‘Shine a light on the human condition’
Here’s how a popular college class gets students out of the (virtual) classroom and into the world as social documentarians.
When Mariama Fofana moved to Colorado in 2012 to escape civil war in the Ivory Coast, she immediately noticed a difference in how Americans interacted based on gender roles.
“In our culture, women are supposed to keep their eyes and voice down,” she said. “But that’s changing – and I want to be a part of the next generation that’s making it happen.”
Journalism is her pathway to that goal, said Fofana, who hopes to follow in the footsteps of her older sister who is an anchor on the Ivory Coast’s RTI 1 national television news broadcast.
First, she learned English. Then, she enrolled in a community college. Now, she’s a Metropolitan State University of Denver student enrolled in a social-documentary class that provides real-world journalism experience. This summer, Fofana is working with a team of student journalists pitching, developing and submitting four stories. Students’ work from the course will eventually be compiled into a coffee-table book following subsequent fall-semester sections.
The long-running MSU Denver class founded by internationally acclaimed photojournalism Professor Kenn Bisio typically brings students to locations such as Santa Fe, New Mexico, and San Francisco to work in teams and teach one another, said Steve Krizman, associate professor and public-relations faculty advisor co-teaching the summer course.
“The goal is to get students out of their comfort zones and into the field, where they talk to strangers and be the ‘butt-inski’ you need to be as a professional journalist,” he said.

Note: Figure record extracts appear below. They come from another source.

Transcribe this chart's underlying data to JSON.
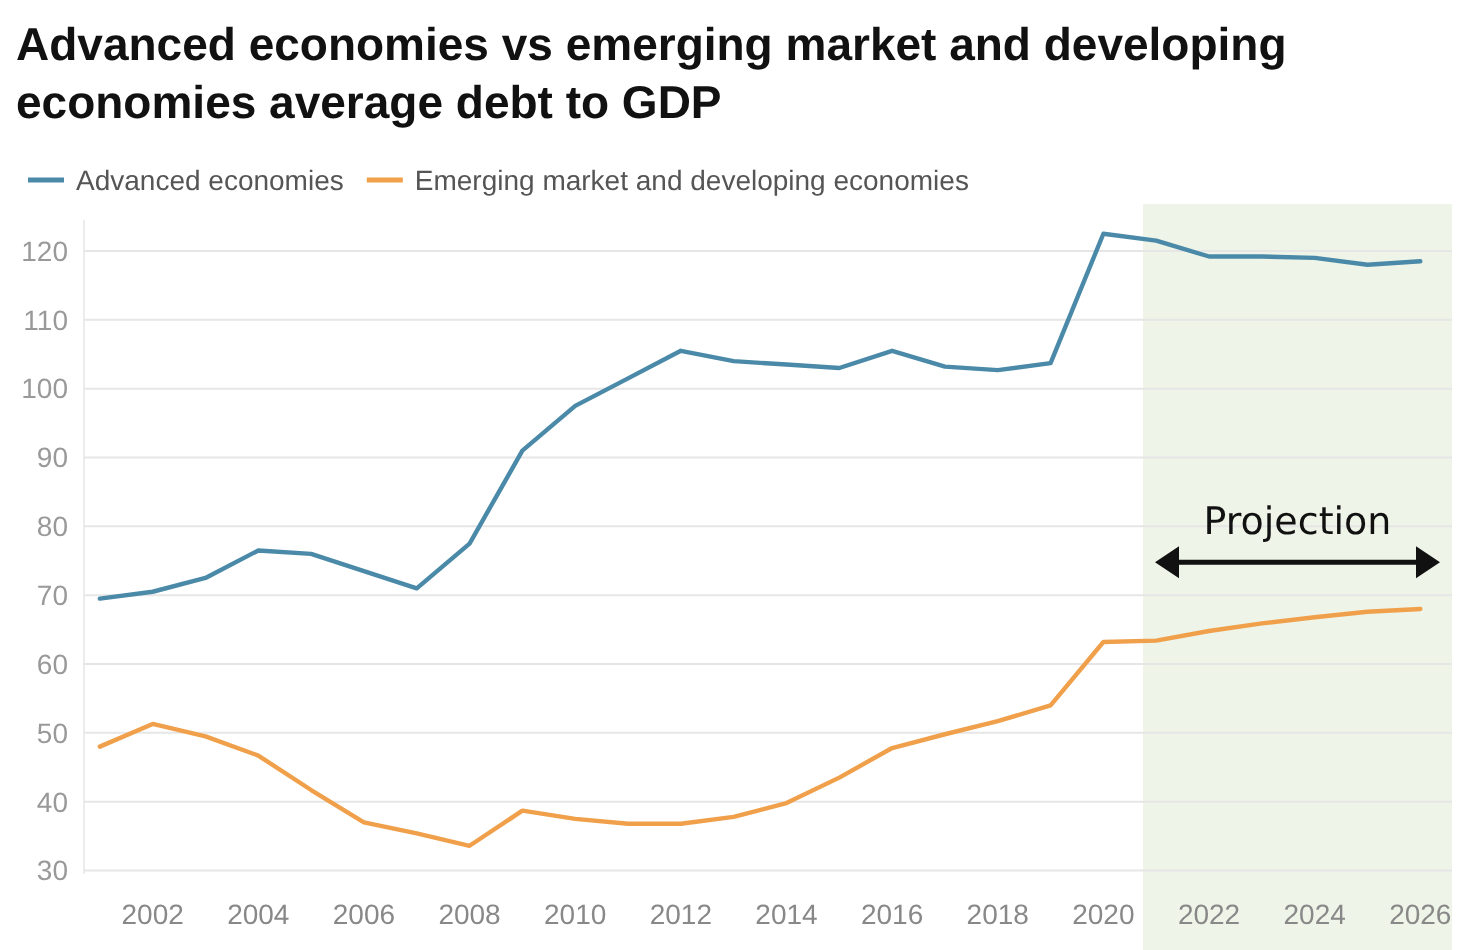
{
  "chart_data": {
    "type": "line",
    "title": "Advanced economies vs emerging market and developing economies average debt to GDP",
    "x": [
      2001,
      2002,
      2003,
      2004,
      2005,
      2006,
      2007,
      2008,
      2009,
      2010,
      2011,
      2012,
      2013,
      2014,
      2015,
      2016,
      2017,
      2018,
      2019,
      2020,
      2021,
      2022,
      2023,
      2024,
      2025,
      2026
    ],
    "series": [
      {
        "name": "Advanced economies",
        "color": "#4a8aa8",
        "values": [
          69.5,
          70.5,
          72.5,
          76.5,
          76,
          73.5,
          71,
          77.5,
          91,
          97.5,
          101.5,
          105.5,
          104,
          103.5,
          103,
          105.5,
          103.2,
          102.7,
          103.7,
          122.5,
          121.5,
          119.2,
          119.2,
          119,
          118,
          118.5
        ]
      },
      {
        "name": "Emerging market and developing economies",
        "color": "#f0a04b",
        "values": [
          48,
          51.3,
          49.5,
          46.7,
          41.7,
          37,
          35.4,
          33.6,
          38.7,
          37.5,
          36.8,
          36.8,
          37.8,
          39.8,
          43.5,
          47.8,
          49.8,
          51.7,
          54,
          63.2,
          63.4,
          64.8,
          65.9,
          66.8,
          67.6,
          68
        ]
      }
    ],
    "xlim": [
      2000.7,
      2026.6
    ],
    "xticks": [
      2002,
      2004,
      2006,
      2008,
      2010,
      2012,
      2014,
      2016,
      2018,
      2020,
      2022,
      2024,
      2026
    ],
    "ylim": [
      29.5,
      124.5
    ],
    "yticks": [
      30,
      40,
      50,
      60,
      70,
      80,
      90,
      100,
      110,
      120
    ],
    "bands": [
      {
        "axis": "x",
        "from": 2020.75,
        "to": 2026.6,
        "label": "Projection",
        "color": "#eef4e8"
      }
    ],
    "grid": "y",
    "legend": "top left",
    "line_style": "solid",
    "marker": "none"
  }
}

A big part of that involves the types of media that contemporary journalism relies on. As part of her news team, Fofana is a photographer for stories on mental health during a pandemic and protests in the wake of the police killing of George Floyd and others; she’s also writing copy for pieces on socially distanced approaches to graduation and demonstrations at the GEO Group’s immigration detention facility in Aurora.
The immigration story hits especially close to home for Fofana, who detailed the 8 p.m. nightly vigils where demonstrators chant so those held inside can hear.
“Through my reporting, I came to find out a lot of detainees are asylum seekers and that it could just as easily have been me and my family,” she said. “So many people aren’t aware of things that don’t affect us, but sharing these stories helps us pay attention. I live 10 minutes away and didn’t even know about this until now.”
Krizman noted that the social element of the class has been key in making the transition to continue the work in a post-COVID-19 landscape.
“Students are digging deep and looking in-depth at issues that are of the moment and from a point of view that much of the population might otherwise miss,” he said. “This pandemic has given us the opportunity to focus on stories that shine a light on the human condition.”
And the multimedia approach to contemporary journalism has helped Fofana strengthen her voice and resolve to be part of a generational change.
“It’s really helped me get out of my comfort zone in a good way,” she said. “For the longest time, writing was my escape; it was all I had. Now, I’m learning how to incorporate elements like photography to help share people’s voices.”
Rachel Lorenz sees the social-doc class as a catalyst for career change. An engineer by trade, the journalism major became interested in amplifying community-based stories, leading her to enroll in the summer course.
“The sharing of voices and experiences is so important,” she said. “Especially at the local level, it can have a real impact of connecting people with issues that matter and ways they can effect change.”
One example of localizing a national conversation is her forthcoming story about Colorado’s vote-by-mail system, which began mailing ballots to every registered voter for most elections after the passage of 2013’s Voter Access and Modernized Elections Act. In the course of reporting, Lorenz talked to county clerks from across the state to examine logistical considerations, security, anonymity and even whether someone is checking those signatures on the outside of a submitted ballot.
In addition to this substantial topic, she’s balancing others on COVID-19 impacts within local Native American communities, how lockdown affects domestic violence and the pandemic’s impact on the summer tourist season in Grand Lake. The resulting stories can serve as more than a graded assignment, too.
“One of the biggest takeaways students get from the class is producing publishable material,” Krizman said. “We’ve had stories placed in Met Media, Westword, weeklies in New Mexico and more. Those are clips, and they’re super-important in building a working portfolio.”
Though it can be a tough juggling act for new journalists, it mirrors the functional expectations of modern newsrooms – and one the class dove into on Day One.
“This wasn’t a ‘cover the syllabus and get to know each other’ first class,” Lorenz said. “We were already brainstorming pitches and started working through angles and assignments right from the beginning.”
And with the shortened summer term, it’s also helped her gain experience with another journalistic inevitability: deadlines.
“Having a finite amount of time to produce a story definitely makes you focus on a tangible outcome, even if the temptation is to keep digging or working on it,” Lorenz said.